Don’t Quit Your Day Job
After achieving the success that the universe appears to have determined is owed all cast-members of In Living Color, Jamie Foxx has finally accomplished his original showbiz goal and recorded an R&B album. But in a stunning twist of events, the quality of Unpredictable is merely adequate.Foxx stays within the safe harbor created by R&B artists who have come before him. He has a beautiful, well-trained voice that could feasibly be listed under Webster’s definition of smooth. Unfortunately, he doesn’t stretch himself past his technical capabilities.
ame Keeping with the times, Foxx only spells you with “u” and also lines up famous friends to add some heft to his project. Kanye West, Mary J. Blige, Snoop Dogg, Common, Twista, The Game and Ludacris all make appearances. It reads like the track listing of NOW 20, but Snoop’s track is the only one that sounds at all interesting. The rest of them blend into one long groove. If listeners aren’t careful they could lose a couple hours without even realizing it.
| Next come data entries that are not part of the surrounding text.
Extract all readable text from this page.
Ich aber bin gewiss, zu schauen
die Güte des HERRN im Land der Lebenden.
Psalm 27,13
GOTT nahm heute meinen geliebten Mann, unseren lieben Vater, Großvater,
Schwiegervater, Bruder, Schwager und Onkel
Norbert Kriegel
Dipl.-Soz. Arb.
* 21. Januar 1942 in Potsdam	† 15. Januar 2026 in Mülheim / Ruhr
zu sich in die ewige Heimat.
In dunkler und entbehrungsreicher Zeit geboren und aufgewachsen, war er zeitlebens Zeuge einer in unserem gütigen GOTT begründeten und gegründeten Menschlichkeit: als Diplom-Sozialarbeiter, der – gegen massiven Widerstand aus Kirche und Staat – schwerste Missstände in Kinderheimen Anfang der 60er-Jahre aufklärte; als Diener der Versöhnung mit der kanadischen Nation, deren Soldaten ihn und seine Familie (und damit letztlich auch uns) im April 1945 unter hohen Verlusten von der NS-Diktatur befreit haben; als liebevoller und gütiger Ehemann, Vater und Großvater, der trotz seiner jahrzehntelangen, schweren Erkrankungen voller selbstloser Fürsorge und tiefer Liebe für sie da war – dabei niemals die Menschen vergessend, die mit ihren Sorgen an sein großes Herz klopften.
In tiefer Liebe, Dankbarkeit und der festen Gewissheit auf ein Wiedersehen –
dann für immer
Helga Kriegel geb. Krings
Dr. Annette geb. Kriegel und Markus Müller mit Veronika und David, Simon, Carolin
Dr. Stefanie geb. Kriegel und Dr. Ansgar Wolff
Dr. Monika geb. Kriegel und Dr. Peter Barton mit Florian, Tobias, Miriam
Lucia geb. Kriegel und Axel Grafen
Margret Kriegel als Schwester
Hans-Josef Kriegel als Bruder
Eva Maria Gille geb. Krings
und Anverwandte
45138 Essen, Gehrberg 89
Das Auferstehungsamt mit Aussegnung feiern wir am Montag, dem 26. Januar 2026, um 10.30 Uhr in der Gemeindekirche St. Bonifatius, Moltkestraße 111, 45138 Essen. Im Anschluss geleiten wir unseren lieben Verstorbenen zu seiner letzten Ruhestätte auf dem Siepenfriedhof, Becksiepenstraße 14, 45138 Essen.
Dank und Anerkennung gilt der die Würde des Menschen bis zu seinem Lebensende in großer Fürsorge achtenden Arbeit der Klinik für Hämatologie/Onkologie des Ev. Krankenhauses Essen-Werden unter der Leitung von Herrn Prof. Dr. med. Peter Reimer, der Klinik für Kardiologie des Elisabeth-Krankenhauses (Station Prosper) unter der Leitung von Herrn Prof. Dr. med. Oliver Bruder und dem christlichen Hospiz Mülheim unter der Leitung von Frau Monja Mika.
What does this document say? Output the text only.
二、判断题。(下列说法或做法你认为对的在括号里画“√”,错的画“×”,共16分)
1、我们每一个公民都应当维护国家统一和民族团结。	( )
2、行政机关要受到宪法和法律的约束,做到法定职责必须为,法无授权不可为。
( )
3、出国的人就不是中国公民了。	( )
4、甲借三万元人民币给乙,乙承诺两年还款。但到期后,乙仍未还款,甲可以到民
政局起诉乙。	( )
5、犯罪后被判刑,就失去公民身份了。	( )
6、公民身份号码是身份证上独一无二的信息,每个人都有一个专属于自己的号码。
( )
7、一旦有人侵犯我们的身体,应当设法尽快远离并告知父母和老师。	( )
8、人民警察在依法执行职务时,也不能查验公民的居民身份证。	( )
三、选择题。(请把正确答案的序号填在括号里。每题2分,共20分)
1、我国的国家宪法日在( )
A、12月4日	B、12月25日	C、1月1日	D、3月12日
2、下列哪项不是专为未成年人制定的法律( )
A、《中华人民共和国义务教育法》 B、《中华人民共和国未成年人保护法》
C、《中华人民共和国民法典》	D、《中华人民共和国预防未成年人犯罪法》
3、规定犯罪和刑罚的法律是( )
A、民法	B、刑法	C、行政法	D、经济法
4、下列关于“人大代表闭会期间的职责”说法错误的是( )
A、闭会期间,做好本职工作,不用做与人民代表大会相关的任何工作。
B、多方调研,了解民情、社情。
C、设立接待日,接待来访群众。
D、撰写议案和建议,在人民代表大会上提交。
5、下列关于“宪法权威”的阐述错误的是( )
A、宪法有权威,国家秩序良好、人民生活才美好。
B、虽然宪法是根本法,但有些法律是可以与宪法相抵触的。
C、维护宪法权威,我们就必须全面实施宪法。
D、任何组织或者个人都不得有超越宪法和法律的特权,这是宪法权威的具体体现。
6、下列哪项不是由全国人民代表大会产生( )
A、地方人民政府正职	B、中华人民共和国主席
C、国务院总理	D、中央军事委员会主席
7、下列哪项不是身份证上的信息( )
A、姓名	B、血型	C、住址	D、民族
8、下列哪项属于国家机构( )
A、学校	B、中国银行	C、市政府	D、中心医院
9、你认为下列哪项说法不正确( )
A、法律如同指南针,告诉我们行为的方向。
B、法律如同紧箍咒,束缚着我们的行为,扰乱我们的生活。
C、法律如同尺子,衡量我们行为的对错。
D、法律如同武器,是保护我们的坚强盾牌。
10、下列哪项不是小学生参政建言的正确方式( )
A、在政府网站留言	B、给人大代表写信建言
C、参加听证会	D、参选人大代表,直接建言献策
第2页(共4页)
The biggest problem with Unpredictable is illustrated on “Three Letter Word.” Foxx croons, “I can’t get enough of/SEX/All the time/SEX/On my mind/SEX/Every where I go/SEX.” Mystery is what’s sexy. Foxx sheds all subtlety and loses the heat that past R&B giants like Al Green and Sam Cooke were able to create as if it was nothing.
From the first track Foxx fails to live up to the title he’s donned, making an album that’s actually pretty goddamn predictable. Or maybe that was his plan – to throw off our predictability meters by making such a quintessentially predictable album, yet titling it Unpredictable. Touché Jamie, touché.